A longitudinal qualitative study of collegiate mentoring experiences in the Nebraska Human Resources Research Foundation
Mentoring has been found to positively contribute to leadership development, yet little research has been conducted regarding collegiate mentoring programs. This longitudinal qualitative study discusses the experiences of nine adults who served as collegiate mentors (counselors) in the Nebraska Human Resources Research Foundation (NHRRF) mentoring program at the University of Nebraska-Lincoln from 1971–2001. NHRRF was founded in 1949 by William E. Hall under the philosophy that the greatest resource is the human resource and that talented people learn best by building on their strengths.
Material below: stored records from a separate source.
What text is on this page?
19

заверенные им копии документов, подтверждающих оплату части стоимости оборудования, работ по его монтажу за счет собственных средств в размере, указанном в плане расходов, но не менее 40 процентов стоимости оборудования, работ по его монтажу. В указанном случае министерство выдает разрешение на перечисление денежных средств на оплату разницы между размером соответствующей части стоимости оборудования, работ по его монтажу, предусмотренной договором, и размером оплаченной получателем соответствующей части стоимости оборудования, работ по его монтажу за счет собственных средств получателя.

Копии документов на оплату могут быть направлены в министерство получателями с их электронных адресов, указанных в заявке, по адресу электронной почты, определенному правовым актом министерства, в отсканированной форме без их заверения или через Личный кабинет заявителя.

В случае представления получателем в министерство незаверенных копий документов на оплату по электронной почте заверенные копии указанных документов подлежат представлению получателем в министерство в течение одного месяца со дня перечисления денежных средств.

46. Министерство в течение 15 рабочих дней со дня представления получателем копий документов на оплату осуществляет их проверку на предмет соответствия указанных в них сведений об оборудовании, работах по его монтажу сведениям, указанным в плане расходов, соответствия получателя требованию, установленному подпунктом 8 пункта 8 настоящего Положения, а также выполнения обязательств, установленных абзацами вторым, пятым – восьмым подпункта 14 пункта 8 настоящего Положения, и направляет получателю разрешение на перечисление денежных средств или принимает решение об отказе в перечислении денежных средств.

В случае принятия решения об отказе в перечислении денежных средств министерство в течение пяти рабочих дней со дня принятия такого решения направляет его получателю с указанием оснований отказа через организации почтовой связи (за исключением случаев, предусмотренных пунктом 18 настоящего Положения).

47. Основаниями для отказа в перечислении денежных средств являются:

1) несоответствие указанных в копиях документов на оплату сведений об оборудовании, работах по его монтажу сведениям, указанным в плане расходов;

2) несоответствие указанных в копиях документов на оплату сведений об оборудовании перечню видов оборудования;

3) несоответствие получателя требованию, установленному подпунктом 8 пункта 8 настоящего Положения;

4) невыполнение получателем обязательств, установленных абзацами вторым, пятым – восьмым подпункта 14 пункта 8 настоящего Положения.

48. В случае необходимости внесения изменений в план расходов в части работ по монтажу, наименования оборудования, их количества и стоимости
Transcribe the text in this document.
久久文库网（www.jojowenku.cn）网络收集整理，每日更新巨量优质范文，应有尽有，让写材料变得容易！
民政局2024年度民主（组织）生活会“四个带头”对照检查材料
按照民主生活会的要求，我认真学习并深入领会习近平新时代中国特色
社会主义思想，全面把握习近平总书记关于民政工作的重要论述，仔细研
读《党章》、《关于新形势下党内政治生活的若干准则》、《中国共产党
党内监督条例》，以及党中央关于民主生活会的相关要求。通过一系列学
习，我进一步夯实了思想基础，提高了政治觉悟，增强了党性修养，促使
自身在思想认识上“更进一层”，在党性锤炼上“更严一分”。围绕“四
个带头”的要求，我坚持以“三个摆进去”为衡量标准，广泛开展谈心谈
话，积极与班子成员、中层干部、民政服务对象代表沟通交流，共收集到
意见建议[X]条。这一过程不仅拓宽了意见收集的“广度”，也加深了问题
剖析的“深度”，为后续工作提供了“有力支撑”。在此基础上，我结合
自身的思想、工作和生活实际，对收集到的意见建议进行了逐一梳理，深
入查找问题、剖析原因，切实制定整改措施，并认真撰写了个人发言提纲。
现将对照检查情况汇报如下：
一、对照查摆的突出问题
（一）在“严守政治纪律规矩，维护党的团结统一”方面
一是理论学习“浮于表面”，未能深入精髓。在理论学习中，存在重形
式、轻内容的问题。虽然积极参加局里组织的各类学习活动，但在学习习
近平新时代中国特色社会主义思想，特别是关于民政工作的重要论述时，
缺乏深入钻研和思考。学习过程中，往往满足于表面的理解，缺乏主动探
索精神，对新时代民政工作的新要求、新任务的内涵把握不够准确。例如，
Since 1988, the foundation's programs have been administered through the Nebraska Human Resources Institute (NHRI). Following the introductory and literature review chapters, this dissertation presents three manuscripts that explore specific research questions relevant to understanding the history, structure, experiences, and impacts of NHRRF. Multiple, lengthy interviews were conducted with former collegiate counselors who were purposefully selected, and archival documents were researched. Chapter Four uses a case study approach to explore the history, and structural features of NHRRF. Chapters Five and Six use a phenomenological approach to explore mentor experiences. Chapter Five reveals the cognitive and cultural impacts on the participants, while Chapter Six explores the “ripple effect” of the organization on others.
This study found that former counselors participated throughout a continuum of four decades in this ongoing leadership mentoring program and themes, concepts, terminology, and attitudes served as common denominators that survived into their adult lives. Participants spoke of building relationships, identifying and mirroring strengths, developing leadership skills, listening effectively, and demonstrating empathy, and “reinvesting” these in others. Applicable leadership theories include: transformational, critical transformational, beta, and servant leadership.
These findings suggest that this program impacts leadership development through an undergraduate course exploring dimensions of leadership; by mentors investing in long-term, positive relationships with their peers and protégés; through the NHRRF/NHRI structure where mentors invest time, adapt to the needs of protégés, and maximize theirs and others potential.